Why cant we just assess each deal independently? They are 2 very different deals with different circumstances, that should be measured differently, regardless of the same teams being involved, and a draft asset being handed back and forth.
The going rate for trade deadline acquisitions, when acquiring a top line player, and regardless of what you thought of Hayes, he was a top liner, was a first and a prospect. That was the going rate and that dictated cost. Most TDL deals are over payments teams are willing to pay, if they feel its a piece that can get them over the hump. Its simple, you are either status quo and live with your team down the stretch, or assess weaknesses and make an over payment to fill them.
The Trouba trade was a trade the involved an expiring asset that wanted to play in a different market. You are dealing with a possible one year rental player.

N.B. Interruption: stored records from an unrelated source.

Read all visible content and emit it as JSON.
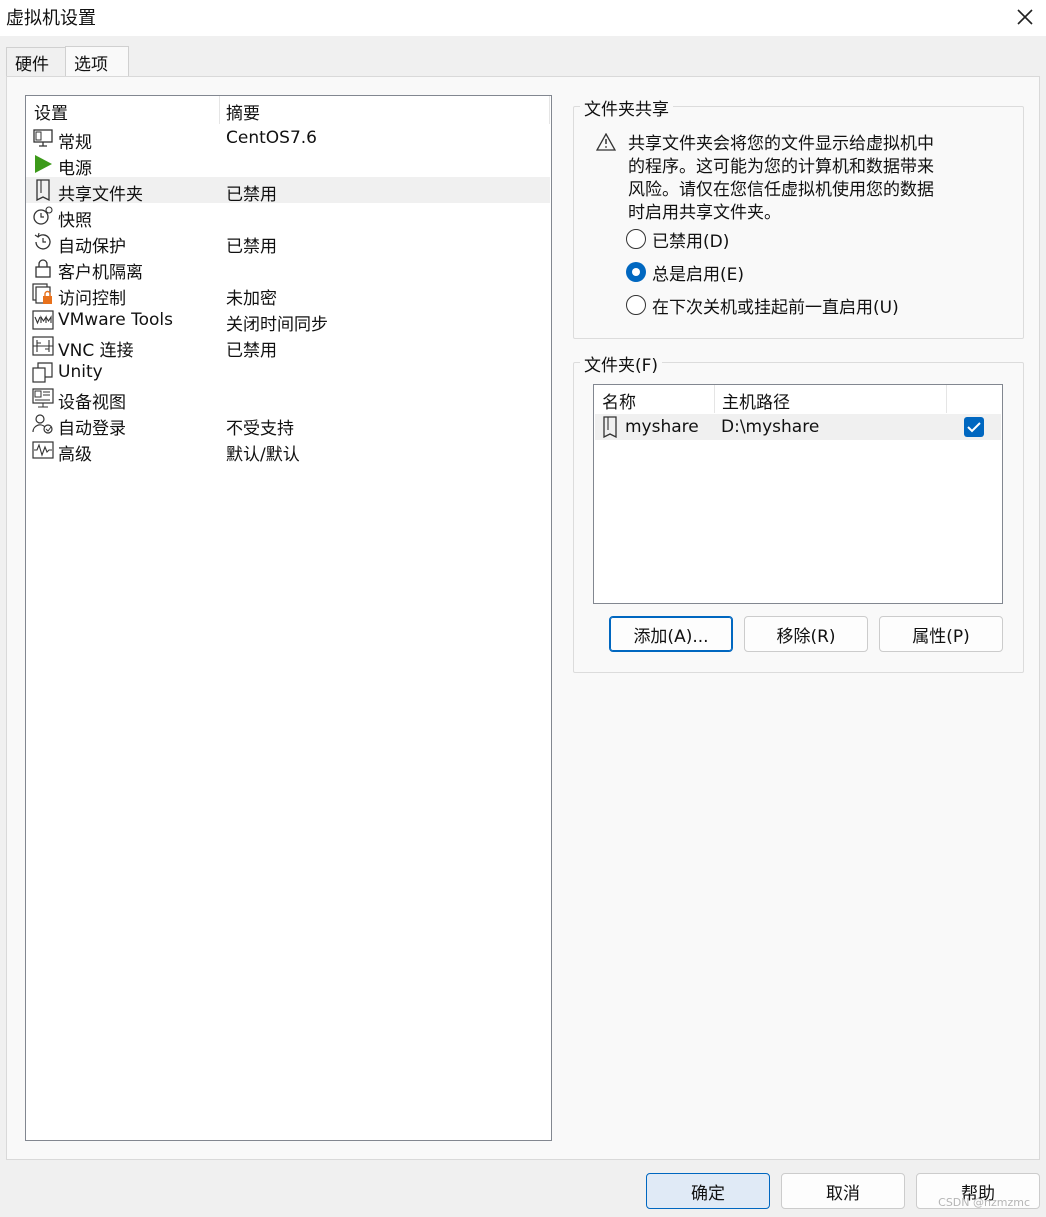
{
  "window": {
    "title": "虚拟机设置"
  },
  "tabs": [
    {
      "label": "硬件",
      "active": false
    },
    {
      "label": "选项",
      "active": true
    }
  ],
  "settings_list": {
    "columns": [
      "设置",
      "摘要"
    ],
    "rows": [
      {
        "icon": "monitor-icon",
        "label": "常规",
        "summary": "CentOS7.6"
      },
      {
        "icon": "play-icon",
        "label": "电源",
        "summary": ""
      },
      {
        "icon": "shared-folder-icon",
        "label": "共享文件夹",
        "summary": "已禁用",
        "selected": true
      },
      {
        "icon": "snapshot-clock-icon",
        "label": "快照",
        "summary": ""
      },
      {
        "icon": "autoprotect-clock-icon",
        "label": "自动保护",
        "summary": "已禁用"
      },
      {
        "icon": "lock-icon",
        "label": "客户机隔离",
        "summary": ""
      },
      {
        "icon": "access-control-lock-icon",
        "label": "访问控制",
        "summary": "未加密"
      },
      {
        "icon": "vm-logo-icon",
        "label": "VMware Tools",
        "summary": "关闭时间同步"
      },
      {
        "icon": "vnc-icon",
        "label": "VNC 连接",
        "summary": "已禁用"
      },
      {
        "icon": "unity-icon",
        "label": "Unity",
        "summary": ""
      },
      {
        "icon": "appliance-view-icon",
        "label": "设备视图",
        "summary": ""
      },
      {
        "icon": "autologin-users-icon",
        "label": "自动登录",
        "summary": "不受支持"
      },
      {
        "icon": "advanced-waveform-icon",
        "label": "高级",
        "summary": "默认/默认"
      }
    ]
  },
  "folder_sharing": {
    "title": "文件夹共享",
    "warning": "共享文件夹会将您的文件显示给虚拟机中的程序。这可能为您的计算机和数据带来风险。请仅在您信任虚拟机使用您的数据时启用共享文件夹。",
    "options": [
      {
        "label": "已禁用(D)",
        "selected": false
      },
      {
        "label": "总是启用(E)",
        "selected": true
      },
      {
        "label": "在下次关机或挂起前一直启用(U)",
        "selected": false
      }
    ]
  },
  "folders": {
    "title": "文件夹(F)",
    "columns": [
      "名称",
      "主机路径"
    ],
    "rows": [
      {
        "name": "myshare",
        "path": "D:\\myshare",
        "enabled": true
      }
    ],
    "buttons": {
      "add": "添加(A)...",
      "remove": "移除(R)",
      "properties": "属性(P)"
    }
  },
  "footer": {
    "ok": "确定",
    "cancel": "取消",
    "help": "帮助"
  },
  "watermark": "CSDN @nzmzmc",
  "colors": {
    "accent": "#0067c0",
    "play_green": "#3c9a1a",
    "lock_orange": "#e8711c"
  }
}
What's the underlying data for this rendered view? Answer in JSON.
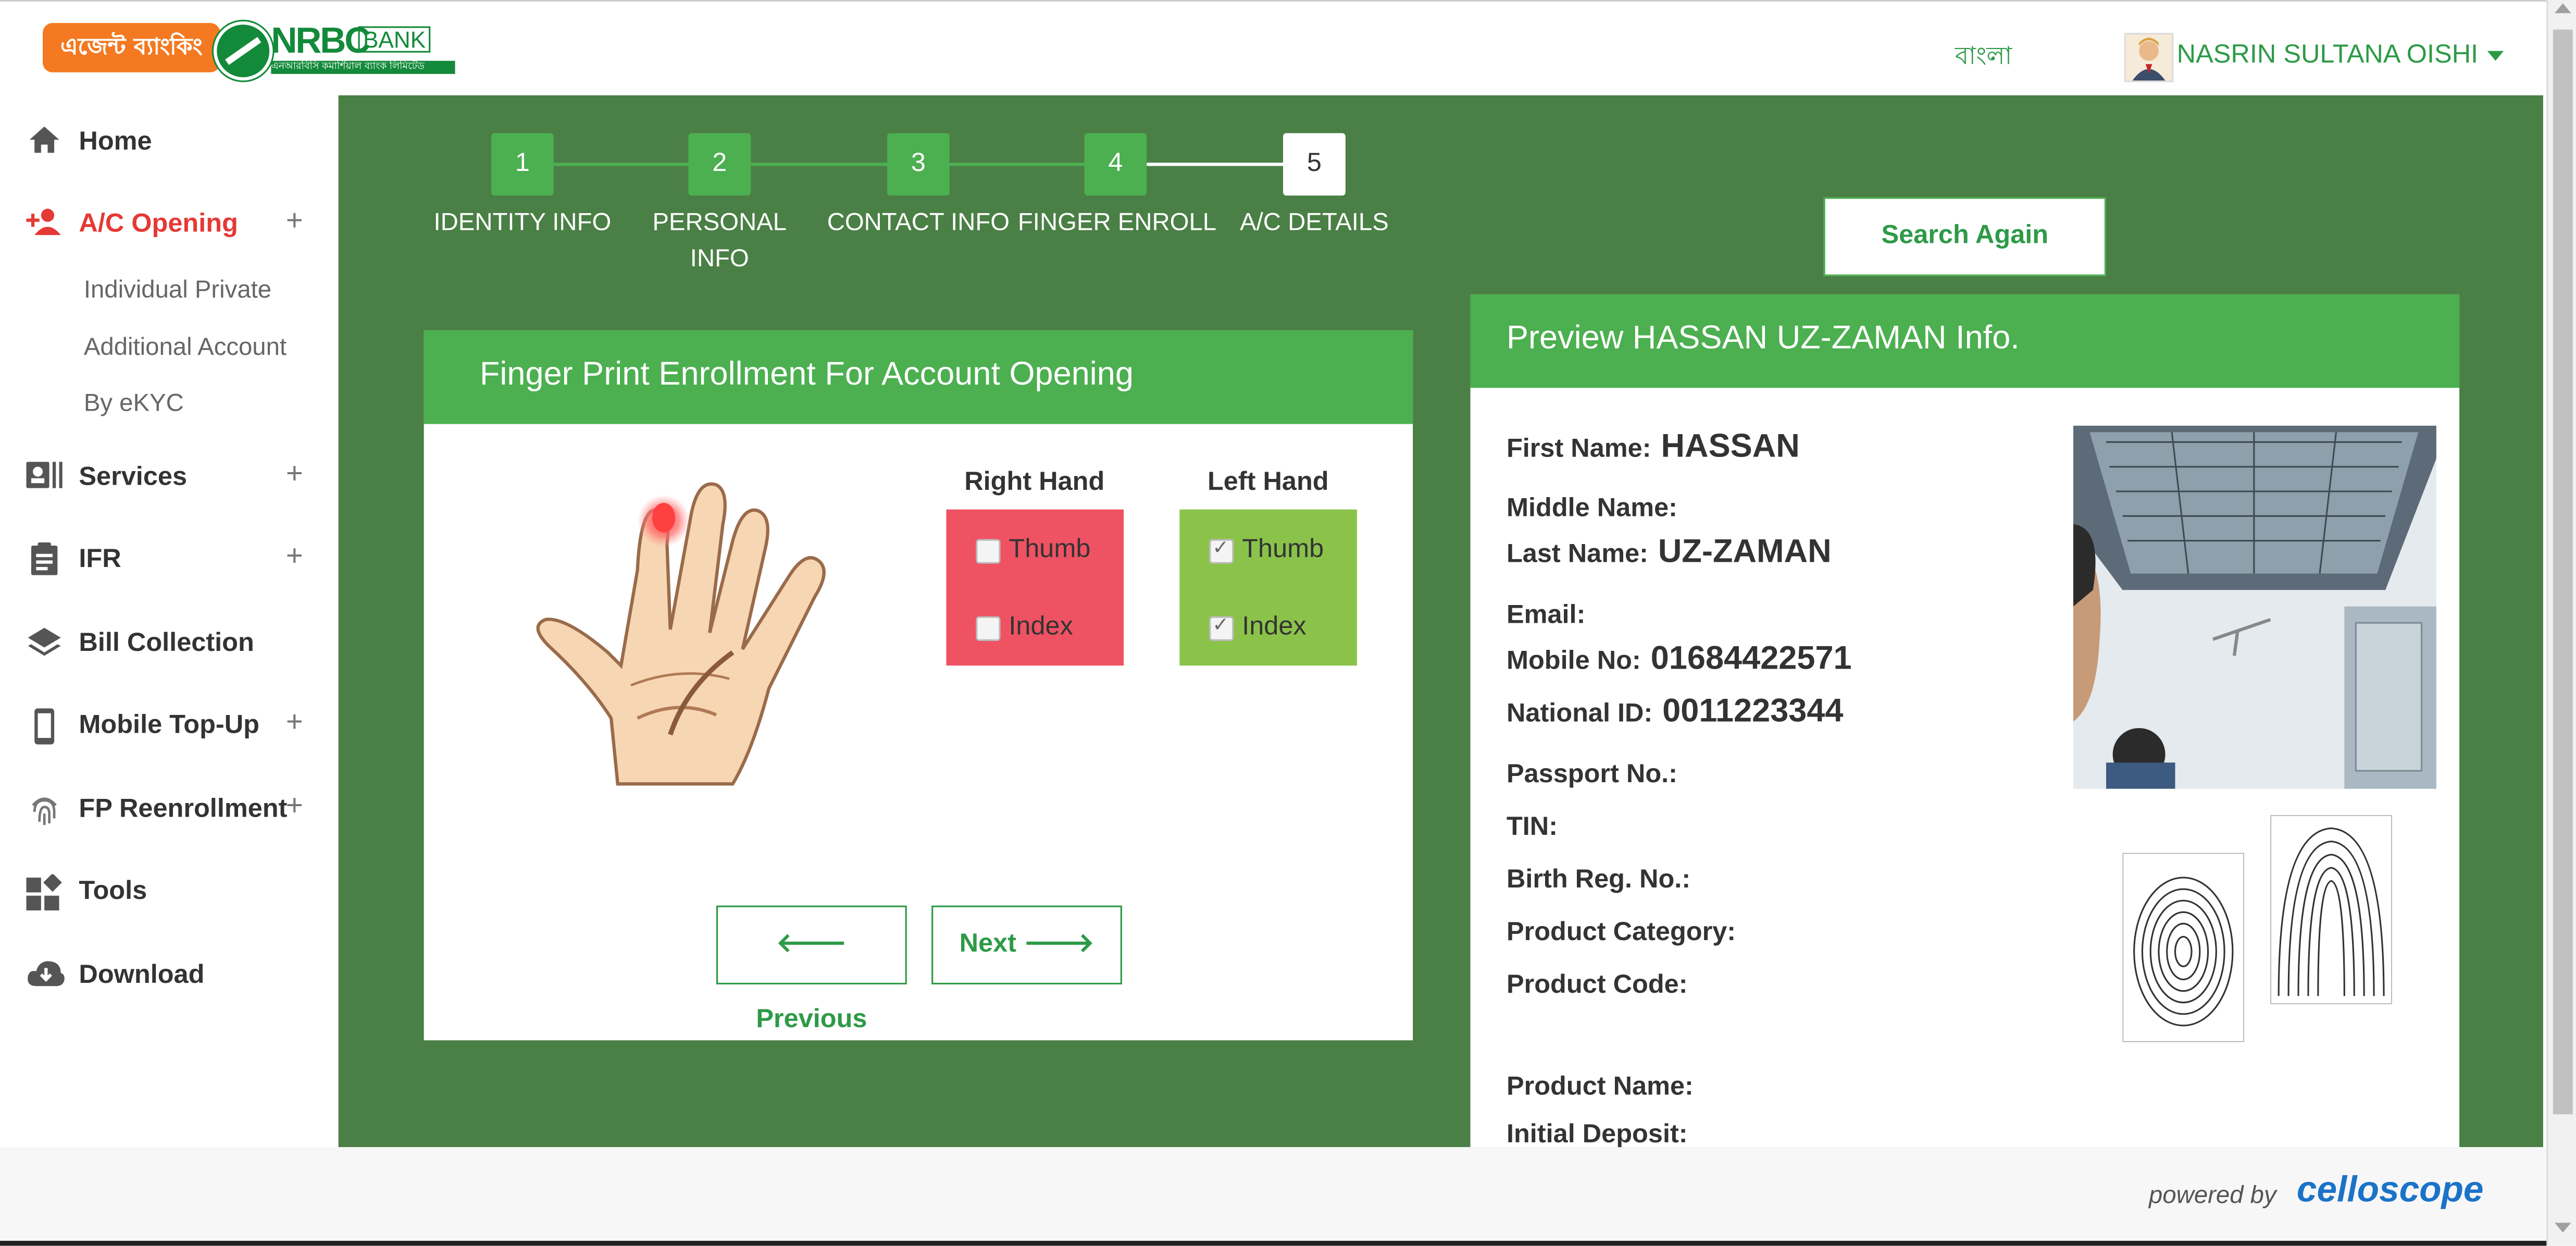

Now, knowing what we do, Trouba's agent controlled the cost teams were willing to pay by limiting the markets his player would resign in, which was one market according to reports. If that is the case, then the value of the asset is reduced because a bidding war is likely not to happen.
I think the TDL deal was a deal we most likely want back, knowing the end result, and the Trouba deal would have been more fruitful had it been done a year prior. 20/20 rear end vision assists us greatly here.
There is a bit of handcuffing that happens to a team in a situation like ours. Its easy to say, we shouldnt of, or we should of sooner, but at those times the answer was not easily seen. Its after the results come in that some stand up and say we should have done it differently.
Lets put it this way, we were a loss away 2 years ago from probably viewing the Stastny deal as a failure of Chevy's. Hell, we went to a conference finals and some still consider the deal to be bad.